In February 2015, I participated in an ideas workshop organised by the Cleveland Museum of Art (CMA). This explored how their famous Gallery One experience had resonated with audiences since it was launched two years earlier, and how the service might be developed in the future
A major requirement of this was that workshop participants actually used the in-gallery interactives – played with them, re-used them – in other words tried them out like a visitor might.
Here’s a summary of what I found.
There has been a lot written about Gallery One. Rather than add more written text on the subject, I thought I’d just show what the interactives look like when you are standing in front of them, so I’ve use video.
NB – These videos are aimed at museum practitioners. They are produced from footage shot on handheld cameras including my mobile phone. I’ve also used screenshots where needed, so it’s a bit vérité.
Collection Wall
How the Collection Wall connect to the Art Lens App
In-gallery interactives inside Gallery One
Digital signage
Notes – The three areas of Gallery One
Gallery One has three distinct areas:
- The Collection Wall (which can connect data to the Art Lens app)
- The main Gallery One space with art Works and related interactives called “Art Lenses”

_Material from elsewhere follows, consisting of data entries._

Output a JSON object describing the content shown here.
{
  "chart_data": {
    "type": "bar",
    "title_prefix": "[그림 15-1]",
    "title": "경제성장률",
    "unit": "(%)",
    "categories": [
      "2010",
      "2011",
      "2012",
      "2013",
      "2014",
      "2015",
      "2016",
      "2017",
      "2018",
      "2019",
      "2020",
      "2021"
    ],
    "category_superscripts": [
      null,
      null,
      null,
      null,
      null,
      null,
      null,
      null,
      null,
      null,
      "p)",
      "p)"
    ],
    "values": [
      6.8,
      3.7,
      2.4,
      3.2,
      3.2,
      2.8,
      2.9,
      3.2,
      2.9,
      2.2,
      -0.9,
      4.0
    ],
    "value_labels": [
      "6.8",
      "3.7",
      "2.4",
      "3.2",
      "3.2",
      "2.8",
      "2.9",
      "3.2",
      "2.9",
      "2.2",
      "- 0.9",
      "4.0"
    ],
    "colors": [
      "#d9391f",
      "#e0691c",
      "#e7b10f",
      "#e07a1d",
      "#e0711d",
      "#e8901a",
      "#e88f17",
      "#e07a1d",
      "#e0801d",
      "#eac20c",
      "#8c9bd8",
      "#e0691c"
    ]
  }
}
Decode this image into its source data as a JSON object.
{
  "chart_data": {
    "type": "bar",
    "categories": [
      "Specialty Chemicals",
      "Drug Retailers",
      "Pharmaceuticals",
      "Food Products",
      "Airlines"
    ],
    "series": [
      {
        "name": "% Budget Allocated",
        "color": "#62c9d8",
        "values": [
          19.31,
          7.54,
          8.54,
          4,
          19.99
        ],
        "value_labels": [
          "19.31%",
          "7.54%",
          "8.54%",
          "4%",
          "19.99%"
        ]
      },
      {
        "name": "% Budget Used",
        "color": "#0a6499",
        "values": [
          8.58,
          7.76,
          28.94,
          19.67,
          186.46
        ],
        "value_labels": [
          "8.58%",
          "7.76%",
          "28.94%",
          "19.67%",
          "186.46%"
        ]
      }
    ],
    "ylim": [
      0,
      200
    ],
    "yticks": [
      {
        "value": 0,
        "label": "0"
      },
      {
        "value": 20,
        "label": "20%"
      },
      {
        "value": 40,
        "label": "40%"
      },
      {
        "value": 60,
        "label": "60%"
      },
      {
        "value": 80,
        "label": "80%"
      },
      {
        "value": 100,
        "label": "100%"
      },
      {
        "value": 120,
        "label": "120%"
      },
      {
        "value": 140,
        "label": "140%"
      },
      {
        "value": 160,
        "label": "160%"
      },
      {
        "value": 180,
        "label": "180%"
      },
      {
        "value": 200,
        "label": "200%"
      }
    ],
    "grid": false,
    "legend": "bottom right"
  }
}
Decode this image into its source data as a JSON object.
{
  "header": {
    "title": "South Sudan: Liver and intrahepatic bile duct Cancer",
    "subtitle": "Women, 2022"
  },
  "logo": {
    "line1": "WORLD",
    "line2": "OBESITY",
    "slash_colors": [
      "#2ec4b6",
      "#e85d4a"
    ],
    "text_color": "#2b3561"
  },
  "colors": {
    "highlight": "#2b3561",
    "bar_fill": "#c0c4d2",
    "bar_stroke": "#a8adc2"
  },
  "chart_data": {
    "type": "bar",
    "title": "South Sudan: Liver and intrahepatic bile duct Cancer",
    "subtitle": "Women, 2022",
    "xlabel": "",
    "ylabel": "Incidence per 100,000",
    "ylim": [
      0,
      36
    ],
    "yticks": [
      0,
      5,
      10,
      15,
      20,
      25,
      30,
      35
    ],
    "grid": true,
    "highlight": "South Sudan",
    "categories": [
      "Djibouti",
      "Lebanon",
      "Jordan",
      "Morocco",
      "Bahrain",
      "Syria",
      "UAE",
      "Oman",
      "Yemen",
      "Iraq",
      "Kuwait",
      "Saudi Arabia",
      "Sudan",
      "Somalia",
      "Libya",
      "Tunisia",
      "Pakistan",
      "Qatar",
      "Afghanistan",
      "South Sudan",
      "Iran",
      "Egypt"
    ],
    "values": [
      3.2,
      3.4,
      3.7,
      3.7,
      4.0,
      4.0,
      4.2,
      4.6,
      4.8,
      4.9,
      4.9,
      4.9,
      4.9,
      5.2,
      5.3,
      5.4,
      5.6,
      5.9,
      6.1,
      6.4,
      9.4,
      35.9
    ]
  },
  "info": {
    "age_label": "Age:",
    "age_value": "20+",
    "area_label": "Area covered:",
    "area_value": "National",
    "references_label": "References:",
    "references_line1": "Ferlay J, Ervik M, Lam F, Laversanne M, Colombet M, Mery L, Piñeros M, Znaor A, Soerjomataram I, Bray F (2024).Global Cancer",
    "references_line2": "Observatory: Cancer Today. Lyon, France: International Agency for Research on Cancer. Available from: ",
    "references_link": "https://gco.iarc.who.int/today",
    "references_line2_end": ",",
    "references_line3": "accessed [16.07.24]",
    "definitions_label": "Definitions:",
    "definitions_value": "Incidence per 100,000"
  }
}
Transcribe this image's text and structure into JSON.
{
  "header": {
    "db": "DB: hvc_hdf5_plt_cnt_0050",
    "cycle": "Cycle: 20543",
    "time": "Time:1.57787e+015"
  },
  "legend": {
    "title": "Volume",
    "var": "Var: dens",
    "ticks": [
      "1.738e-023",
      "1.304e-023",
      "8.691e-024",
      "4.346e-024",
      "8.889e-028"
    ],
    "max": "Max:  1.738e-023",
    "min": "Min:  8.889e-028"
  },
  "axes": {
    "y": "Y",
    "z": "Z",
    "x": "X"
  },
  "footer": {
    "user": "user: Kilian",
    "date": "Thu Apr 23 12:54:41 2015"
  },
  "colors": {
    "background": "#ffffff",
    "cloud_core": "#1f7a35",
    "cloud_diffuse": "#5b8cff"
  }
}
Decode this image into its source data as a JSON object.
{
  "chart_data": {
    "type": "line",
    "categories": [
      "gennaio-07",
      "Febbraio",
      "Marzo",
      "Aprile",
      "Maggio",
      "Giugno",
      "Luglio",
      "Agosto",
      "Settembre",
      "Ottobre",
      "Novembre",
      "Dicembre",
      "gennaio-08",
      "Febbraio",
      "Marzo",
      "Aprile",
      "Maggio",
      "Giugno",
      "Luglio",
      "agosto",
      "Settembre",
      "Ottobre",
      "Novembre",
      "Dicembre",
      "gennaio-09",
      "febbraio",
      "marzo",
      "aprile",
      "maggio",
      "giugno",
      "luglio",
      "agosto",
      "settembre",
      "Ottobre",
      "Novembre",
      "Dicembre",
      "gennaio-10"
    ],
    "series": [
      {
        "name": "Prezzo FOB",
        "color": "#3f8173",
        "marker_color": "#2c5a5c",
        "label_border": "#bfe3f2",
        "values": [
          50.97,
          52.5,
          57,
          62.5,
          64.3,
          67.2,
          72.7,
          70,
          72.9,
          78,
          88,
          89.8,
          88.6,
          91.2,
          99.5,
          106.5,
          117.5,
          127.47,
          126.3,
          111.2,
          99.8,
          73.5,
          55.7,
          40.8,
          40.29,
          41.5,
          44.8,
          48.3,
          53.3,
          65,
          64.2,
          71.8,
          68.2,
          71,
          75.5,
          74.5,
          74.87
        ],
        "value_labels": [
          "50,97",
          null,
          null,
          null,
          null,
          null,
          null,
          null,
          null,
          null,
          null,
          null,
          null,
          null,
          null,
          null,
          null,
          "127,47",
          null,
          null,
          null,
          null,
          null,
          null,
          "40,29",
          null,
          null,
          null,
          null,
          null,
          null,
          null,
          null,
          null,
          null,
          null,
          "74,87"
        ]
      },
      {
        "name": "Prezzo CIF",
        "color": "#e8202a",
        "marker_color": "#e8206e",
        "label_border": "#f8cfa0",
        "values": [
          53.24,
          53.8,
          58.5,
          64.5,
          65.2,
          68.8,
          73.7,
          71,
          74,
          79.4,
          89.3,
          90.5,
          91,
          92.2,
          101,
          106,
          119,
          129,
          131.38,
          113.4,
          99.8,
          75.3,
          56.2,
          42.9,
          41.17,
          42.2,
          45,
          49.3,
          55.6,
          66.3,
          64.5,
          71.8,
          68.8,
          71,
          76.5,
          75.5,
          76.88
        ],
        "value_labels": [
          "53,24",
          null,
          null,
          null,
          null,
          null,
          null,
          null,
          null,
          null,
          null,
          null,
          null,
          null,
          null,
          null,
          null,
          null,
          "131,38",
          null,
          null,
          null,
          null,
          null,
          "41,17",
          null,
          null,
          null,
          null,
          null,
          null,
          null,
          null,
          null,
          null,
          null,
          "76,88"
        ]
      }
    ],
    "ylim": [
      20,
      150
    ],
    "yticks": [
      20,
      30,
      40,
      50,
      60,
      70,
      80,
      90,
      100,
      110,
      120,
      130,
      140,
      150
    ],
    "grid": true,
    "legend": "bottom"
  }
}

- The Studio Play area for young children and families
In addition, there is the Art Lens App, which adds:
- Personalisation of object tours based on objects from the Collection Wall
- A scanning function for extra information on some objects
- A map indicating which objects are in each room
- Geo-location of the visitor and objects via the visitors own devices (you can loan them too)
There are two entrances to Gallery One.
- One entrance is by Studio play and has a large digital display panel (the “Beacon”) immediately inside the entrance.
- The other is through a temporary display space and leads to the Collection Wall.
Video footage and screenshots taken on location at Cleveland Museum of Art 26-28 February 2015
andrew – Thank you for participating at CMA’s brainstorming and for your blog. I really enjoyed your videos. I think they do a great job explaining the functionality. Infact – I wish we had these last year for conferences. Very iseful. I already have passed the link to a few museum practitioners who were asking about how it all works. Lovely.